Smith was straight up spectacular on the football field, pushing his body to the limit to squeeze every ounce of athleticism out of his smallish, somewhat slow frame.
He was never the biggest, strongest or fastest receiver, but No. 80 was respected as a deep threat that could out-position his opponents and a fiercely tough pass-catcher that would gladly go across the middle.
He was smart, knowing when to break down his route and dive under potential big hits, preserving his health and allowing himself to enjoy a long and prosperous career.
That career, which spanned from 1995-2006, goes down as the greatest stretch any Denver Broncos' receiver ever enjoyed. His 849 receptions, 11,389 receiving yards and 68 touchdowns are all No. 1 on the list in franchise history and he was the Broncos No. 1 receiving threat from 1997-2005 as an integral piece of the back-to-back Super Bowl winning teams and the AFC Championship losing squad in '05.
But even before the NFL, Rod Smith was a winner.
Growing up, he was one of five children to a single mother, Lydia Smith, in a family that depended on a monthly welfare check to make ends meet.
He didn't let the projects of Texarkana, Arkansas hold him down though, he moved up and onto college, at Missouri Southern State, where he lettered in football, basketball and baseball while earning three business-related bachelor's degrees.
After a superb college career—which included league records in receiving yards and touchdowns and being a finalist for the Harlon Hill Award for the top D-II player—Smith went undrafted, but he didn't let it hold him back.
He landed in Denver on the practice squad and worked tirelessly to become part of the gameday roster.
Rod Smith's work ethic was one of his most key characteristics; it was unmatched certainly by any Broncos player during his time on the team, and he was arguably the hardest working receiver in the NFL during his career.
In the offseason, he toiled to master his craft and receiver's coach Mike Heimerdinger—who worked under Mike Shanahan—schooled Smith on how to maximize his athleticism and taught him the importance of route running precision.
Smith made the team in 1995, and his first catch was a sign of the brilliance to come.
In Week Three of that season, with the Broncos tied 31-31 against the Redskins and only six seconds remaining on the clock, John Elway dropped back and threw up a prayer to Smith, who streaked down the middle of the field and jumped to his peak to snatch the ball out of the air and away from two Washington defenders. He caught the ball as time expired and the Broncos won the game.
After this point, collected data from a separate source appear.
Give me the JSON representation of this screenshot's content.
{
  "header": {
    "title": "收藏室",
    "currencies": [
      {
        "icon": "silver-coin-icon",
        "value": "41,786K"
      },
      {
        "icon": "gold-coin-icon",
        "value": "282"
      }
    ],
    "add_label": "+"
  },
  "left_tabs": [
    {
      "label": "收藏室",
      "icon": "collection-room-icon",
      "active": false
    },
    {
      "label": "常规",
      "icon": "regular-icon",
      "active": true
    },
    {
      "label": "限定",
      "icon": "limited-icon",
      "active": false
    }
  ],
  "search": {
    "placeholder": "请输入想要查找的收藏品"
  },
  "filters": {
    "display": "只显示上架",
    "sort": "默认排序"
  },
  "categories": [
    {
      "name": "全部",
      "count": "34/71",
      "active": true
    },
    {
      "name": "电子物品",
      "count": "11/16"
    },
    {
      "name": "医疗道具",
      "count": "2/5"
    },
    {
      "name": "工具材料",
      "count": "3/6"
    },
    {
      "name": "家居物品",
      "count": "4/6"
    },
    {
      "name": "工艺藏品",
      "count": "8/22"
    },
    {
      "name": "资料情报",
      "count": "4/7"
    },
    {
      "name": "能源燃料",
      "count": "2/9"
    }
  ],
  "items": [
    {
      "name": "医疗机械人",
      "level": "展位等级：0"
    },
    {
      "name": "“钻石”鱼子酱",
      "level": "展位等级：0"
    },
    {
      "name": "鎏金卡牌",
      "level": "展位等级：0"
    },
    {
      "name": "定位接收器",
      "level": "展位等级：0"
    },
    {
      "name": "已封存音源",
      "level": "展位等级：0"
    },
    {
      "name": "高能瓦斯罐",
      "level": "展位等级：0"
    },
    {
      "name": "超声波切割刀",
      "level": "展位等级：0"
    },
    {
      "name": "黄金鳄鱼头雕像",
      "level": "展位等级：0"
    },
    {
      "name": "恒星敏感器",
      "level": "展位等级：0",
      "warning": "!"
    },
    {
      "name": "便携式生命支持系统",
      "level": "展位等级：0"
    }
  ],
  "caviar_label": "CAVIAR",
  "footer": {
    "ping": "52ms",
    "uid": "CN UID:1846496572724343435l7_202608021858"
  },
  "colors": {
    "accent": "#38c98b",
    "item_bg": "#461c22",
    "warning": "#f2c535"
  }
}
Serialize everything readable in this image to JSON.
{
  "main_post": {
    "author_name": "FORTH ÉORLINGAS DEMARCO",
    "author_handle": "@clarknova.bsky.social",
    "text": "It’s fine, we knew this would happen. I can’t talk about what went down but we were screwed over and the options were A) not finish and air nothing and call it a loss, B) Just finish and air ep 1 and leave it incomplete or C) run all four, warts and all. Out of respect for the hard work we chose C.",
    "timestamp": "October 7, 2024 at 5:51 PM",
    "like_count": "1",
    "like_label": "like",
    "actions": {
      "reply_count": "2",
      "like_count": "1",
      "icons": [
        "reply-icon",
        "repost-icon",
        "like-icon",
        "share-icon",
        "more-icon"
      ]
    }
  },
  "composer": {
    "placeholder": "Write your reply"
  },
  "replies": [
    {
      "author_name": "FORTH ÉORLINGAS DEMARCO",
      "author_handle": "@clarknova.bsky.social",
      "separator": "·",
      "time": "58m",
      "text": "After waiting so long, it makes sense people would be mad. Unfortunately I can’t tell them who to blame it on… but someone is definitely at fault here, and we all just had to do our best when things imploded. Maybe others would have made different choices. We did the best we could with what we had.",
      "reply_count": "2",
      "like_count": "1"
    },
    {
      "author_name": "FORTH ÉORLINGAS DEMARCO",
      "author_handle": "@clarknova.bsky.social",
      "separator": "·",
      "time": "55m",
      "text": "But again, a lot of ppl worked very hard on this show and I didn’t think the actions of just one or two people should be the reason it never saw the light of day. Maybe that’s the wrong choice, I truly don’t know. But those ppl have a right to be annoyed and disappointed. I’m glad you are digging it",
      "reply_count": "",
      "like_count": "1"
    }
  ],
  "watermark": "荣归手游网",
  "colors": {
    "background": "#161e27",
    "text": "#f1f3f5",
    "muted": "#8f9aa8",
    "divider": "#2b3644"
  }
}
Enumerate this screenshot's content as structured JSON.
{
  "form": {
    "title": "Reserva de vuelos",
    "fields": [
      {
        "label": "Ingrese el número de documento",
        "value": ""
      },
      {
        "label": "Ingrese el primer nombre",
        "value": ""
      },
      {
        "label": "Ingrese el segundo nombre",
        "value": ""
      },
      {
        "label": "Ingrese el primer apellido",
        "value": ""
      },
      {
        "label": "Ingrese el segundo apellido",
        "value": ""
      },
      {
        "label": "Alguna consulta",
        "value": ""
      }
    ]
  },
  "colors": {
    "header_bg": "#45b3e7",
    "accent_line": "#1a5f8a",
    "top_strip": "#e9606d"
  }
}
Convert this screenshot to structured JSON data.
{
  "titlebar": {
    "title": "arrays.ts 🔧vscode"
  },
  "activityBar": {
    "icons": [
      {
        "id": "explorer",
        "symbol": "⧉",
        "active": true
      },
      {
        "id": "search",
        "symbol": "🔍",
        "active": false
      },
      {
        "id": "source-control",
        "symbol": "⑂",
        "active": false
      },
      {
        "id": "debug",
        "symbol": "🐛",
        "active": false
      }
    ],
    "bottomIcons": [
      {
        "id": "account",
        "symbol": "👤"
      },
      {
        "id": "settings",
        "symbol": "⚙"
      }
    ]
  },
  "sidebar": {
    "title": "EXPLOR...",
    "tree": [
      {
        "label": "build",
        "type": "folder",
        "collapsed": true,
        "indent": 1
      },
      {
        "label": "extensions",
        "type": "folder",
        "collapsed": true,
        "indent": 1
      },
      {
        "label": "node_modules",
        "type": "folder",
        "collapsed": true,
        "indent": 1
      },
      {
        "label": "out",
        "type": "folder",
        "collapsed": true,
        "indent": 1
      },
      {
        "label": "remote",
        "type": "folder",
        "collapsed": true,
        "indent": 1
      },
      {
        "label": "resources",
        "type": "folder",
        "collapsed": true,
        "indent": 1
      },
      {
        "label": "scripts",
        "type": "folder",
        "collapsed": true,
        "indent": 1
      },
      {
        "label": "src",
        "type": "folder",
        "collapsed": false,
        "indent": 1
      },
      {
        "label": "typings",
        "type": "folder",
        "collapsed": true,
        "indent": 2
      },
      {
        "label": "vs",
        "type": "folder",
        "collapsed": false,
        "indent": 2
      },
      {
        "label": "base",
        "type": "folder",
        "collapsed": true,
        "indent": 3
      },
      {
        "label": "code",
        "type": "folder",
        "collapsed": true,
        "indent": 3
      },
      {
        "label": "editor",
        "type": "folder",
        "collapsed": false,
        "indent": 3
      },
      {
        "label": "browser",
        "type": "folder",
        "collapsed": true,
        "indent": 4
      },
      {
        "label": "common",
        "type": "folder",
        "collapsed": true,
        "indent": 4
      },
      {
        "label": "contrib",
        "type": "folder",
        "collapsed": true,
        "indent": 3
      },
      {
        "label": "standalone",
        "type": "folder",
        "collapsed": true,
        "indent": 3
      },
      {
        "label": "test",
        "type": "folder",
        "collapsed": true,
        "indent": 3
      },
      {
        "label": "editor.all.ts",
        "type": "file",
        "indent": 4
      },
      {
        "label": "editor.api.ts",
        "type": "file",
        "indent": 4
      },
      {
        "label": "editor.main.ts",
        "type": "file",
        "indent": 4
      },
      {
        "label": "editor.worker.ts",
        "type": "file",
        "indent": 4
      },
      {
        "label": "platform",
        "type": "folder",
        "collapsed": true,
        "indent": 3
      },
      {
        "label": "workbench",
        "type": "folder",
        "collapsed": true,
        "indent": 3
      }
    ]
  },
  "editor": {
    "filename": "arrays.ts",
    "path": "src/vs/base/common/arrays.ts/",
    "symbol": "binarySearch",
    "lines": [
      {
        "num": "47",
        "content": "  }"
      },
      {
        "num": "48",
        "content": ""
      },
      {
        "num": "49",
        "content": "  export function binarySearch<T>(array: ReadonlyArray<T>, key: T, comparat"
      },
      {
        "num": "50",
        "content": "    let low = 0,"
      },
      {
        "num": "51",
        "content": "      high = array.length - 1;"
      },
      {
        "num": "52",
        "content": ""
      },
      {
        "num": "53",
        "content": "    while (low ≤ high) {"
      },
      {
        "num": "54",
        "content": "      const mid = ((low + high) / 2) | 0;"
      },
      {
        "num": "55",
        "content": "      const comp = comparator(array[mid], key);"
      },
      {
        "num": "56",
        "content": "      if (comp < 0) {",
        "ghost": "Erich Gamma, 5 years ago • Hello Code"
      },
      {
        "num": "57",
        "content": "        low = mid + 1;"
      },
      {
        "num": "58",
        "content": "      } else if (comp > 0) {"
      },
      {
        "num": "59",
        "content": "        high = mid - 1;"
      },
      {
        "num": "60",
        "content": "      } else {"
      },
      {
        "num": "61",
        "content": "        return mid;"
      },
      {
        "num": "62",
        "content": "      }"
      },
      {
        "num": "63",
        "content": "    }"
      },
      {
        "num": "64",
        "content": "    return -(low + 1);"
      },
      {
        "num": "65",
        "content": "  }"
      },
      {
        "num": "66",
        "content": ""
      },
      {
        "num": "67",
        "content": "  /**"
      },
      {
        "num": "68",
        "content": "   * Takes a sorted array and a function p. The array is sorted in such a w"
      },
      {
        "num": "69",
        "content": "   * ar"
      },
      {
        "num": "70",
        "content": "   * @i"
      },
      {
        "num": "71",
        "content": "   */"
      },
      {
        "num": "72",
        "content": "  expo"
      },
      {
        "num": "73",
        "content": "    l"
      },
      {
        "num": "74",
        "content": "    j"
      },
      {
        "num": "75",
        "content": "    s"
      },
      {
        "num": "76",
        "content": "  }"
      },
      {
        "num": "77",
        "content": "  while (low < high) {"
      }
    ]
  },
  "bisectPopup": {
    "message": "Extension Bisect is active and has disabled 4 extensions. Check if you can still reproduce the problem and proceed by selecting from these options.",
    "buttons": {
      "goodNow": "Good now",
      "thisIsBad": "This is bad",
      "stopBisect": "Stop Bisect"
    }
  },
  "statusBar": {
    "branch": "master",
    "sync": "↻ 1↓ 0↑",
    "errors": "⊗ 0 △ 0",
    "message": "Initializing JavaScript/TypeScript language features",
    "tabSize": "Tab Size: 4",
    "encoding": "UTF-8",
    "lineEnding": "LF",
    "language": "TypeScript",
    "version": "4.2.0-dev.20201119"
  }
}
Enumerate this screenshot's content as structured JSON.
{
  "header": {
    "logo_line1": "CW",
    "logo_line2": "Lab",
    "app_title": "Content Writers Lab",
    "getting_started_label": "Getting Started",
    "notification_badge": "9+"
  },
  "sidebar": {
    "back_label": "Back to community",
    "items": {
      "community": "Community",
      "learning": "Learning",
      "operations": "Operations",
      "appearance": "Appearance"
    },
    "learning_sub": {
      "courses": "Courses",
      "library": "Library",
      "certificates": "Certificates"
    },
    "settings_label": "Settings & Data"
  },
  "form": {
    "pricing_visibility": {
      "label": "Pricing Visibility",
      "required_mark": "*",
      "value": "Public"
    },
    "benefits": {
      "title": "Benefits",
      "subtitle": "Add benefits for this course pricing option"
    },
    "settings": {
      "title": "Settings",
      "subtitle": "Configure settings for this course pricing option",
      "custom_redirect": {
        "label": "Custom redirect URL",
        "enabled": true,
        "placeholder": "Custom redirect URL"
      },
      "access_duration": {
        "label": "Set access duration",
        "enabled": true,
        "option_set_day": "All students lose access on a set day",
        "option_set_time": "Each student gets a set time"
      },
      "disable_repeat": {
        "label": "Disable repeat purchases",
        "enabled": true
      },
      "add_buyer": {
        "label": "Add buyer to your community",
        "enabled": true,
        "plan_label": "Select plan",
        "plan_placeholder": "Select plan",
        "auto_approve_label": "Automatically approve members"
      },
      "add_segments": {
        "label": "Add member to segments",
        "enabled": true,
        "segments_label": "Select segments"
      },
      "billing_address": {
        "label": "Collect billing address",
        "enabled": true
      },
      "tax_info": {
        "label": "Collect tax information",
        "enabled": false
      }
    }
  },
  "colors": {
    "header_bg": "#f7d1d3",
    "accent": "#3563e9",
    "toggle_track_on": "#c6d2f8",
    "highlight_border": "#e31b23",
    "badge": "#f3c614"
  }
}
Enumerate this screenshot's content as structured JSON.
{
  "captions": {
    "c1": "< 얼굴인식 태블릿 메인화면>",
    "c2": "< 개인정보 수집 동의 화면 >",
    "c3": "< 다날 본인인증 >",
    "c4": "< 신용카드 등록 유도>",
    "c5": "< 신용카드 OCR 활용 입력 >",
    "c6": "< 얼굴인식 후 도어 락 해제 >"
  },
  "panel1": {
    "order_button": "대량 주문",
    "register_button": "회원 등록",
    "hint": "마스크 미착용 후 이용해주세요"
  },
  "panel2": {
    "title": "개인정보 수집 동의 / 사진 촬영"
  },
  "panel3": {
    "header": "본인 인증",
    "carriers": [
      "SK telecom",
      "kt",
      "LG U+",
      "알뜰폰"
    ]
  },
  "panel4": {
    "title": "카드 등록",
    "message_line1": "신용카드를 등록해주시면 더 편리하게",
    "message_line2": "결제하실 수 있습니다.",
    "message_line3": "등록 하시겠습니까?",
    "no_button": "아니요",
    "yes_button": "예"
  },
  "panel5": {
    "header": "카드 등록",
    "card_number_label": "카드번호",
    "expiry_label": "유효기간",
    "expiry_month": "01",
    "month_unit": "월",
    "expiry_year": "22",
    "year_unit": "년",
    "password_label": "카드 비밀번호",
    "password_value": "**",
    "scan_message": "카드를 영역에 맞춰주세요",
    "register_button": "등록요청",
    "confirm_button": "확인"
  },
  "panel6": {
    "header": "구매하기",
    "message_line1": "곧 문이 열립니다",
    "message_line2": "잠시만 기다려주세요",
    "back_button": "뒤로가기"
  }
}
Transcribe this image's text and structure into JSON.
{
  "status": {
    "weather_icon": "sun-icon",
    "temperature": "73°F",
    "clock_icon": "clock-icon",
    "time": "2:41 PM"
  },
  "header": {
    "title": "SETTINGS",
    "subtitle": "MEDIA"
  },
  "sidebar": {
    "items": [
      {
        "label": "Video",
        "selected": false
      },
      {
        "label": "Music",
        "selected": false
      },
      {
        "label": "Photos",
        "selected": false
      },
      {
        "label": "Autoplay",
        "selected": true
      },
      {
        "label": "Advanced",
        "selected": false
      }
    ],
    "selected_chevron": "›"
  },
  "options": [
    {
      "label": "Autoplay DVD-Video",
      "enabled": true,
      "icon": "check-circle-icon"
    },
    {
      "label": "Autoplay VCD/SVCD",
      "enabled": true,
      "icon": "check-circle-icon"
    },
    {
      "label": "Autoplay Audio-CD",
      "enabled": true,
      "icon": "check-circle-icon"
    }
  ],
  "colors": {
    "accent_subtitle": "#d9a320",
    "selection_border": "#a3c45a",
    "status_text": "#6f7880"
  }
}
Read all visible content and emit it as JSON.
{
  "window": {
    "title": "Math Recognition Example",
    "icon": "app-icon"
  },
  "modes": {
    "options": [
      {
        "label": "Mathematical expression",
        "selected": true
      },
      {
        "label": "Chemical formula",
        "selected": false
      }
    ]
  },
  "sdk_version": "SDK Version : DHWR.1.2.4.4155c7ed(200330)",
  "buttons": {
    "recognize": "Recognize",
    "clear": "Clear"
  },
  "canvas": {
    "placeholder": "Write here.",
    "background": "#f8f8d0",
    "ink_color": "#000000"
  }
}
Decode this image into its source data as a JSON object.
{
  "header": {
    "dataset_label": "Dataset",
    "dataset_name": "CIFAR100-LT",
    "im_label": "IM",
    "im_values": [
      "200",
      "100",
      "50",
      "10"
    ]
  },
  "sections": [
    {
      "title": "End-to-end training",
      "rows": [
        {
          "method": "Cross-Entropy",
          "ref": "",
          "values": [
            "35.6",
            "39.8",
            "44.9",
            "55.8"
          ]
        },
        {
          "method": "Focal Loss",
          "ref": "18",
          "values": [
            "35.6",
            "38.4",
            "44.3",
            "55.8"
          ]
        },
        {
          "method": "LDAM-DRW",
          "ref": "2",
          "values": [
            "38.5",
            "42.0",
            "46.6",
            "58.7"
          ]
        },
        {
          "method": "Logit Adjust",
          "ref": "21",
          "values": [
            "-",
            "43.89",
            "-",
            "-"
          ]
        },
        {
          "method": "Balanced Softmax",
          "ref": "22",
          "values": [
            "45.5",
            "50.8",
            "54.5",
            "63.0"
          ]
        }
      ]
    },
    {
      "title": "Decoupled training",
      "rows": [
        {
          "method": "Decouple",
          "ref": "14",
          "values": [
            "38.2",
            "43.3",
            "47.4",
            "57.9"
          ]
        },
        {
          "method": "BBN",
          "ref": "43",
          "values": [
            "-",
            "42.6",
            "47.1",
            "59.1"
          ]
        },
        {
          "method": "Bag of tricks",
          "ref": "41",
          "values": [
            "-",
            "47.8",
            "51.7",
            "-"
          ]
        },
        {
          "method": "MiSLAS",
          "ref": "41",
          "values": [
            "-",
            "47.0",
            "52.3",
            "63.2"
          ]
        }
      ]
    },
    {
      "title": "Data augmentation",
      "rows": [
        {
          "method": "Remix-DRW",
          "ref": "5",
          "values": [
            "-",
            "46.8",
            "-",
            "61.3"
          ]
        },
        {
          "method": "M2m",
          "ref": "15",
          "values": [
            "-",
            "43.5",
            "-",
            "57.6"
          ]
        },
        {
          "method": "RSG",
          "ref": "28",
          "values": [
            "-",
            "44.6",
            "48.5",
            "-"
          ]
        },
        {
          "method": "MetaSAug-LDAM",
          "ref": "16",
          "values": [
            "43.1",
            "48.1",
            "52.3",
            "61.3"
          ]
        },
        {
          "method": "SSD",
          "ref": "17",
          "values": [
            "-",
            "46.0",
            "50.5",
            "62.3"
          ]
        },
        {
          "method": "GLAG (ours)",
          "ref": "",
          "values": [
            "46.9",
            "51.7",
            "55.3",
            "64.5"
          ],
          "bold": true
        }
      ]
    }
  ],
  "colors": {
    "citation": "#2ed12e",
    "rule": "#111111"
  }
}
Then in 1997, Smith elevated into the No. 1 receiver role on Denver's first Super Bowl winning team. He remained in that role in 1998 and his 80-yard bomb from Elway was an early knockout blow that cemented the back-to-back Super Bowl wins.
He ran off seven straight years of 70-plus catches and 1,000 yards, one of only two wideouts to ever do so, and he's the only undrafted player to eclipse the 10,000 yard receiving mark in the history of the NFL.
Smith was far more than a receiver though, he returned kicks and punts, ran end-arounds and even threw the ball five times. Yes, Smith, who was originally recruited by Missouri Southern State to play quarterback, was the Broncos' emergency QB when Shanny decided to roll the dice with only two quarterbacks in 2006.
And it can't be missed that he piled up all those numbers in a run-dominated offense where he was required to be a solid blocker, securing the corner and allowing backs to bust outside for big gains.
What he did for teammates during his span was significant as well, teaching younger receivers the ins and outs of the NFL while leading the entire team through his actions.
Rod Smith never missed a workout in his 12 seasons as a professional football player, even when he knew deep down his spot on the roster was secure.
Smith is a Denver Broncos legend, not only for his on the field accomplishments, but for his stalwart leadership with teammates and the consistent professionalism he exudes off the field as well.
Smith continues to be an influential piece of the Denver landscape; being directly involved in five Denver-area charities, buying up real estate and developing land in the Mile High City, while also starting lucrative coffee, travel and communication companies.
Rod Smith stands as a role model; once arguably the greatest receiver in the NFL, yet he never acted like a diva or even danced in the end zone, he simply dominated on Sundays by out-working his opponents every day.